Все же я вынужден был допросить Стефу. Она была бледна, у нее дрожали руки, заплетался язык, на все мои вопросы она шумно вздыхала и отвечала одно и то же:
— Ой, мої діти! Ой, мої діти!
Промучился я с ней более двух часов, но, вопреки настояниям прокурора и начальника милиции, арестовывать не стал, а отпустил домой, обязав явиться утром следующего дня.
Придя в гостиницу, я долго не мог уснуть. Думал о Стефе, анализировал события.
Смага тоже не спал, пришел ко мне в час ночи, присел на уголок кровати.
— Ситуация, скажем, просто аховская, — вздохнул он. — Жаль детей, Стефу. Поспешила расправиться с ним сама, отомстила. А вообще — подлецу туда и дорога.
— Но почему она не признается? Деваться-то ей некуда. Записку нашли, кровь на потолке, шнур, такой же, как и тот, которым были связан топор и нож.
— Я уже мозговал над этим и пришел к выводу, — продолжал Смага, — что она не хочет выдавать своего соучастника, а может, и самого убийцу…
— Помнишь, в записке указано, «чоловік, який дасть тобі пісьмо…»
Возможно, это тот мужчина, о котором говорили соседи.
— Тут и другое, — не выдержал Смага. — Ведь она мать троих детей. Она-то понимает, что ей не поздоровится. Отвечать придется… Осудят. Дети останутся, а кому они нужны? Родственникам?
— Когда она уходила после допроса, — сказал я, — в ее глазах было жуткое отчаяние. Как бы с собой чего не сделала.
— Я думаю, нет. Женщина она мужественная, с характером, — возразил Смага. — Детей сиротить до конца не станет.

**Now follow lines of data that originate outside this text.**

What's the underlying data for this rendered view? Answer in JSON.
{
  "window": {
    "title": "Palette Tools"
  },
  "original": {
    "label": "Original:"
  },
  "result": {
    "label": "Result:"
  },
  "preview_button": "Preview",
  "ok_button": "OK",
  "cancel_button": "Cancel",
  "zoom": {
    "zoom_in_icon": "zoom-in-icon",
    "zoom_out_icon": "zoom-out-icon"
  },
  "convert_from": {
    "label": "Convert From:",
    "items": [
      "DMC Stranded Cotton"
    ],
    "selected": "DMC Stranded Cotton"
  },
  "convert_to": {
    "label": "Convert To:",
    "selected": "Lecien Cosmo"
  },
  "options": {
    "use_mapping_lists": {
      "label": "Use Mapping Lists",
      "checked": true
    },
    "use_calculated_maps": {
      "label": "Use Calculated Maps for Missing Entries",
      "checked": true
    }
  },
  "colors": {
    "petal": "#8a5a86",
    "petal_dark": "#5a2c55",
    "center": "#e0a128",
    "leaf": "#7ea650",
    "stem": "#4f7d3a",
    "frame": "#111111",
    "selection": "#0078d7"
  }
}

Смага глубоко вздохнул, потянулся, пытливо посмотрел на меня и произнес:
— Тяни не тяни, а арестовать ее придется. Закон есть закон.
Утром, ровно в девять, Стефа пришла ко мне. Я предложил ей сесть. Лицо желтое, под глазами большие синие круги, в глазах глубокое страдание. Припухшие красные веки нервно моргали, взгляд был тупой, безразличный.
— Расскажите все по порядку, что же произошло?
Она посмотрела на меня и зарыдала. Слезы ручьем потекли по ее желтым щекам.
— Не надо плакать. Так или иначе, а рассказывать придется. Легче станет, поверьте!
Она будто очнулась от долгого сна, глубоко вздохнула и покачала головой… Я догадывался — разговора не будет. И в этот раз я не стал задерживать ее, отпустил домой.
Оперативники, наблюдавшие в сумерках за домом Стефы, заметили неизвестного мужчину, который закоулками пробирался к ее дому. Увидев работников милиции, он тут же скрылся.
Я пожурил их, заметив, что нужно было остановить, выяснить личность.
— Таких указаний не было, — оправдывался старшина Соловьев. — Сказано было не сводить глаз с дома — и баста…
Ночью мне снова не пришлось спать — в первом часу меня подняли. По сообщению соседей, в дом Стефы зашел тот неизвестный мужчина, которого видели и раньше.
Выслали наряд милиции, задержали, доставили в прокуратуру. Им оказался некий Занулин Иосиф Маркиянович, в возрасте около пятидесяти лет. Высокий, худощавый, чернявый. Буйная шапка волос, лицо продолговатое, похожее на дыню, упрямый подбородок. Одет в синий рабочий комбинезон. Вел он себя спокойно, видно было, что вины за собой не чувствовал. Отвечал на все вопросы свободно и полно.